Are all users affected, or only a subset? What distinguishes the affected users?
Are system resource metrics (CPU, memory, I/O) at or near their limits?
Is the issue concentrated in specific modules or endpoints?
Is the issue on the client side or the server side?
Does the actual load exceed the system's designed capacity?
3. Define goals and solutions
Improve the system throughput and shorten the response time to better support your workloads. Translate these goals into PTS stress testing scenarios with specific load levels, then select the appropriate mode: concurrency-based, transactions per second (TPS)-based, or a combination of automatic increment and manual regulation for traffic throttling.
4. Test the solution
Run benchmark tests after each change. Benchmark testing provides quantitative, comparable measurements of specific performance metrics, giving you an objective way to evaluate whether the change helped.
5. Evaluate results
After each tuning iteration, evaluate:
Did the change meet or exceed the performance goal?

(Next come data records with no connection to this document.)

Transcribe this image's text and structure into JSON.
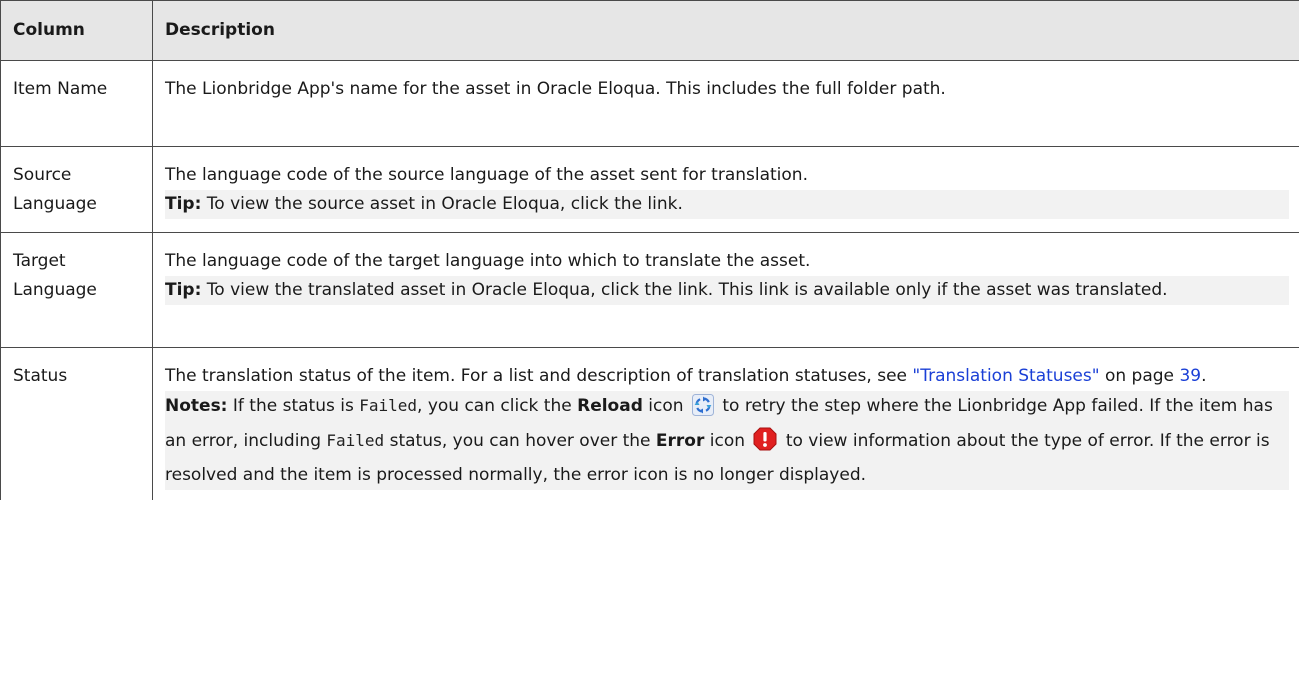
{
  "table": {
    "headers": [
      "Column",
      "Description"
    ],
    "rows": [
      {
        "column": "Item Name",
        "description": "The Lionbridge App's name for the asset in Oracle Eloqua. This includes the full folder path."
      },
      {
        "column": "Source Language",
        "description": "The language code of the source language of the asset sent for translation.",
        "tip_label": "Tip:",
        "tip_text": " To view the source asset in Oracle Eloqua, click the link."
      },
      {
        "column": "Target Language",
        "description": "The language code of the target language into which to translate the asset.",
        "tip_label": "Tip:",
        "tip_text": " To view the translated asset in Oracle Eloqua, click the link. This link is available only if the asset was translated."
      },
      {
        "column": "Status",
        "description_prefix": "The translation status of the item. For a list and description of translation statuses, see ",
        "link_text": "\"Translation Statuses\"",
        "on_page_text": " on page ",
        "page_number": "39",
        "period": ".",
        "notes_label": "Notes:",
        "notes_1": " If the status is ",
        "failed_code": "Failed",
        "notes_2": ", you can click the ",
        "reload_label": "Reload",
        "notes_3": " icon ",
        "notes_4": " to retry the step where the Lionbridge App failed. If the item has an error, including ",
        "failed_code_2": "Failed",
        "notes_5": " status, you can hover over the ",
        "error_label": "Error",
        "notes_6": " icon ",
        "notes_7": " to view information about the type of error. If the error is resolved and the item is processed normally, the error icon is no longer displayed."
      }
    ]
  },
  "icons": {
    "reload_icon": "reload-icon",
    "error_icon": "error-icon"
  },
  "colors": {
    "header_bg": "#e6e6e6",
    "link": "#1a3fd6",
    "note_bg": "#f2f2f2",
    "error_red": "#e02020",
    "reload_blue": "#2f6fd0"
  }
}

Did it improve overall system performance, or only a specific component?
Are further tuning iterations needed?
If the goals are met, the tuning cycle is complete.
Best practices
Design for performance from the start. Tuning compensates for design gaps but cannot replace good architecture. Factor performance requirements into design and development early.
Define clear performance goals. Translate goals into PTS test scenarios with specific load levels, then select the appropriate mode: concurrency-based, TPS-based, or a combination of automatic increment and manual regulation for traffic throttling.

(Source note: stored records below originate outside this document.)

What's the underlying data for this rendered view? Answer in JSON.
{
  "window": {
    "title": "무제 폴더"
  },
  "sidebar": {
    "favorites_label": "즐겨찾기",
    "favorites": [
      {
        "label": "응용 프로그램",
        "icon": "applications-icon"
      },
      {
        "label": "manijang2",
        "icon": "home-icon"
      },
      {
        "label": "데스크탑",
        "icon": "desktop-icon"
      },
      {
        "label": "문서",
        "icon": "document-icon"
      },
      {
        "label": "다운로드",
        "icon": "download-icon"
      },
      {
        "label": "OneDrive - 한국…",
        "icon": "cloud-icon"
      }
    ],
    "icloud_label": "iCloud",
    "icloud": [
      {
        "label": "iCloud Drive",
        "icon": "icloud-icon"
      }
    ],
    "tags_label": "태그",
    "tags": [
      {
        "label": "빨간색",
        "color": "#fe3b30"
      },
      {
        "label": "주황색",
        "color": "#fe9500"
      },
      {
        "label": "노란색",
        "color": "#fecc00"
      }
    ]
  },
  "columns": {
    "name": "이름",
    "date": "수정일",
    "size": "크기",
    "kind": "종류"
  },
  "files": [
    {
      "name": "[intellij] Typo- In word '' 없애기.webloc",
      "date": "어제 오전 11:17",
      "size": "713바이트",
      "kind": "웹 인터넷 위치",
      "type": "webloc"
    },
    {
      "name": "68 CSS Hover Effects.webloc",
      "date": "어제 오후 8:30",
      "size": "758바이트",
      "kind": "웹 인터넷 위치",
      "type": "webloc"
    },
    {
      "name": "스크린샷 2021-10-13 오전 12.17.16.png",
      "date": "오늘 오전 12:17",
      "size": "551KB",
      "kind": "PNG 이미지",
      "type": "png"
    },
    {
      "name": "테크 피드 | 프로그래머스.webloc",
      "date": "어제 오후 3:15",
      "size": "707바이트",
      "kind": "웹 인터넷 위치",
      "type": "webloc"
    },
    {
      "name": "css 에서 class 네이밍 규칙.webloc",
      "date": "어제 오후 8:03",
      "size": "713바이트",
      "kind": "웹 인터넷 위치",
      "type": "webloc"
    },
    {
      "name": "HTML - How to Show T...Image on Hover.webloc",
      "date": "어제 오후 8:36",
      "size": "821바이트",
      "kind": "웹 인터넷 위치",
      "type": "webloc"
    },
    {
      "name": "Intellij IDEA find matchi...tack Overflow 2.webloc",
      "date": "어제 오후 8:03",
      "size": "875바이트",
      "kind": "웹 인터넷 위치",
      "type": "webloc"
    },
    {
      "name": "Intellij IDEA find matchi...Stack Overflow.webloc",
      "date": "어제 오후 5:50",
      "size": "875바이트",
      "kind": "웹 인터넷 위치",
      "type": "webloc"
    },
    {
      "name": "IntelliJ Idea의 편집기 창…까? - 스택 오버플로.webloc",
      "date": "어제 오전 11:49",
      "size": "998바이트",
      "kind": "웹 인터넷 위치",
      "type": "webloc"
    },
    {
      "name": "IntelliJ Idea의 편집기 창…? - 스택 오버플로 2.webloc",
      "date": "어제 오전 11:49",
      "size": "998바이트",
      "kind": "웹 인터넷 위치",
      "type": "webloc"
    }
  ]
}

Validate after every change. Run regression tests after each tuning iteration to confirm the change works as expected and does not introduce regressions.
Integrate performance testing into your workflow. Run intranet performance tests regularly during development. Conduct business performance tests periodically in the production environment.
Keep tuning iterative. Feed results from each cycle back into later development. Performance work is never one-and-done.
Protect code quality. Do not sacrifice readability or maintainability for performance. Optimizations that make code harder to maintain create long-term costs that outweigh short-term gains.
Other test analysis
Success rate
Success rate is determined by server return values and any assertions you configure. Without assertions, a request is marked as failed when the backend returns an error code, the server throws an exception, or the request times out.
Logs
PTS logs record details for each sampled request. At a 10% sampling rate, PTS records 10 out of every 100 requests. At 100%, every request is recorded.
Trade-off: Higher sampling rates give you more diagnostic detail but increase the load on load generators, reducing their performance and raising costs. The sampling rate does not affect the server under test.
Connection establishment
Connection establishment is the process of setting up an HTTP connection between the load generator and the server. The request timeout covers the entire span from DNS resolution to response completion. If this duration exceeds the configured timeout threshold, the request is marked as timed out.